9. The Panel noted the provisions of Article R47 of the Code, which states: “An appeal against the decision of a federation, association or sports-related body may be filed with the CAS insofar as the statutes or regulations of the said body so provide or as the parties have concluded a specific arbitration agreement and insofar as the Appellant has exhausted the legal remedies available to him prior to the appeal, in accordance with the statutes or regulations of the said sports-related body”.
10. Pertaining to the claim of the Appellant, the Panel is of the opinion that all internal procedures and remedies have not been exhausted, as the Russian DRC had not made a final decision in relation to this matter. The Appealed Decision is not a final decision. Whilst it concludes the issues relating to the international transfer clearance for the Player, it also directs the parties “to present additional documents on the accomplished payments regarding V. E. Sorokin’s dismissal”. The Russian DRC appears to be giving the parties the direction to provide and to exchange
additional evidence regarding the Appellant’s monetary claim against the Respondent. There was no evidence that this had been done, nor that the Russian DRC had met again to consider the same.
11. The Russian DRC, in the appealed decision, goes on to direct that it “hold[s] a meeting of the Dispute Resolution Chamber with the personal commitment of Valery Sorokin and CJSC ‘FC ‘Dynamo-Moscow’s representative”. This is further evidence that the Russian DRC had not exhausted its own procedures and intended to hold a further/final hearing and from there to issue a further/final decision.
12. A CAS panel may adjudicate an appeal only if the statutes or regulations of the concerned association “do not provide any internal stage of appeal and do not set forth any legal remedy other than an appeal to the CAS” (CAS 2004/A/748).

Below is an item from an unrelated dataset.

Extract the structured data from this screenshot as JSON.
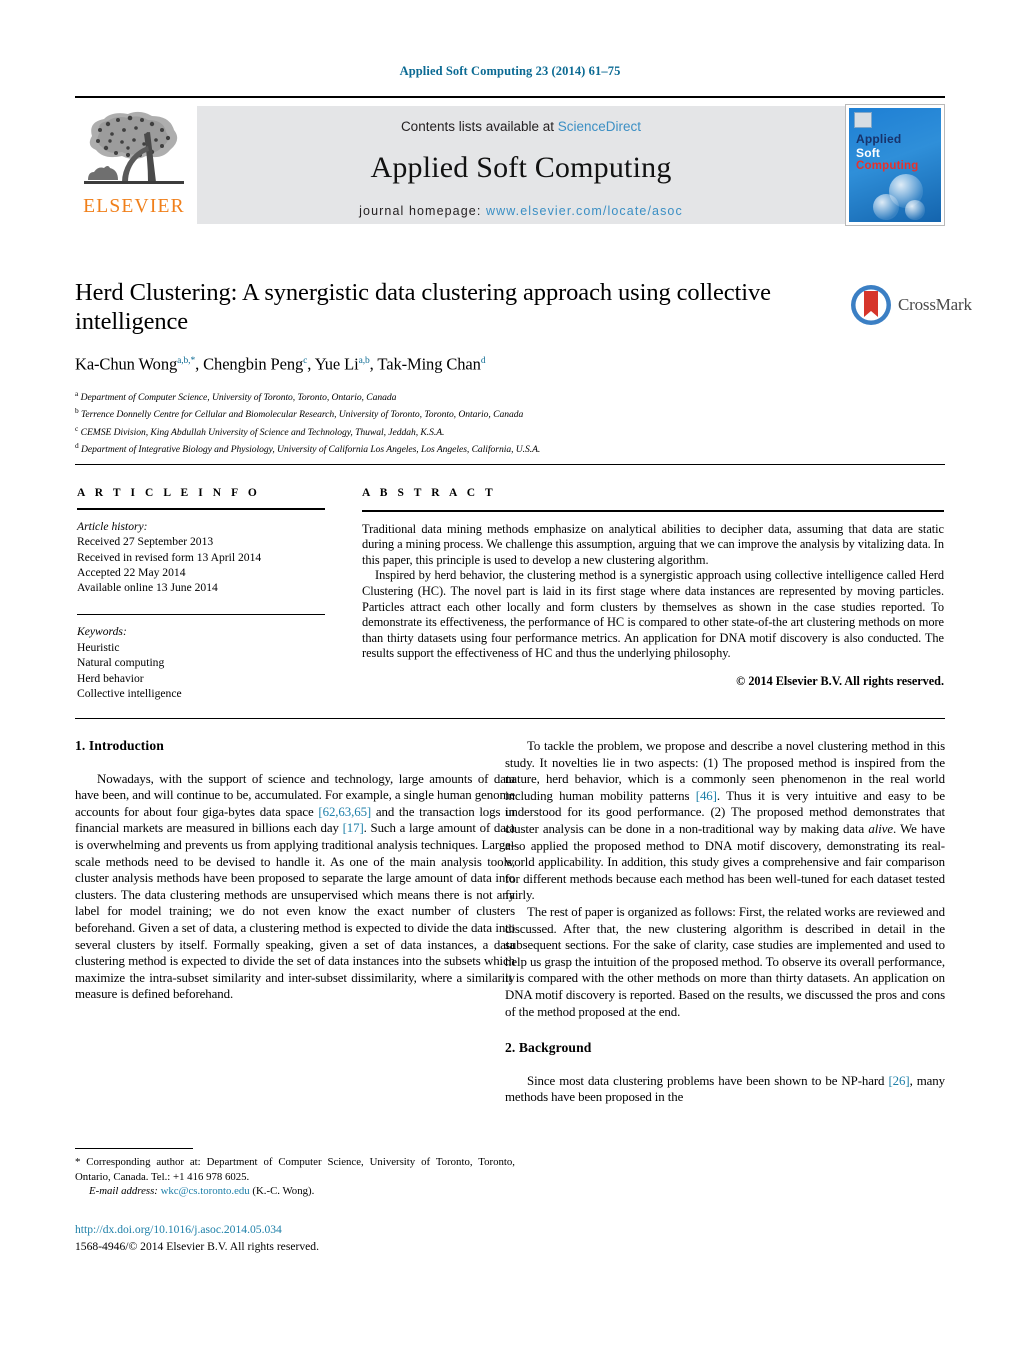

In other words, a decision must be “final” to be appealable, otherwise the appeal is inadmissible.
13. Despite the Russian DRC having taken an incredible amount of time to deliver the Appealed Decision to the Appellant, the Panel believes the parties need to comply with the Appealed Decision and provide the evidence that has been put before the CAS in relation to the Appellant’s monetary claim against the Respondent and the Panel urges the Russian DRC to hear the claim expeditiously and to take note of the complaints levied against its formation and procedures.
Consequences of the inadmissibility of the appeal
14. The Panel, having taken the view that the proceedings of the Russian DRC are not finalised, believes that the proceedings are currently running in the Russian DRC and therefore the Panel must refer the case back to the Russian DRC.
15. The Panel believes that the proceedings currently pending before the Russian DRC may now run its full course. Thereafter, any dissatisfied party will still have the right to appeal before the CAS. The Panel has taken note of the Appellant’s acknowledgment that Appellant shall satisfy the Player’s rights for a monthly contribution to the Player’s apartment expenses in accordance with the pertaining provisions of the Contract and the Second Supplementary Agreement.
The Court of Arbitration for Sport rules:
1. The appeal filed by Valery Sorokin against the decision of the Russian DRC dated 31 January 2008 is declared inadmissible and the matter is referred back to the Russian DRC for conclusion.
(…)
4. All other motions or prayers for relief are dismissed.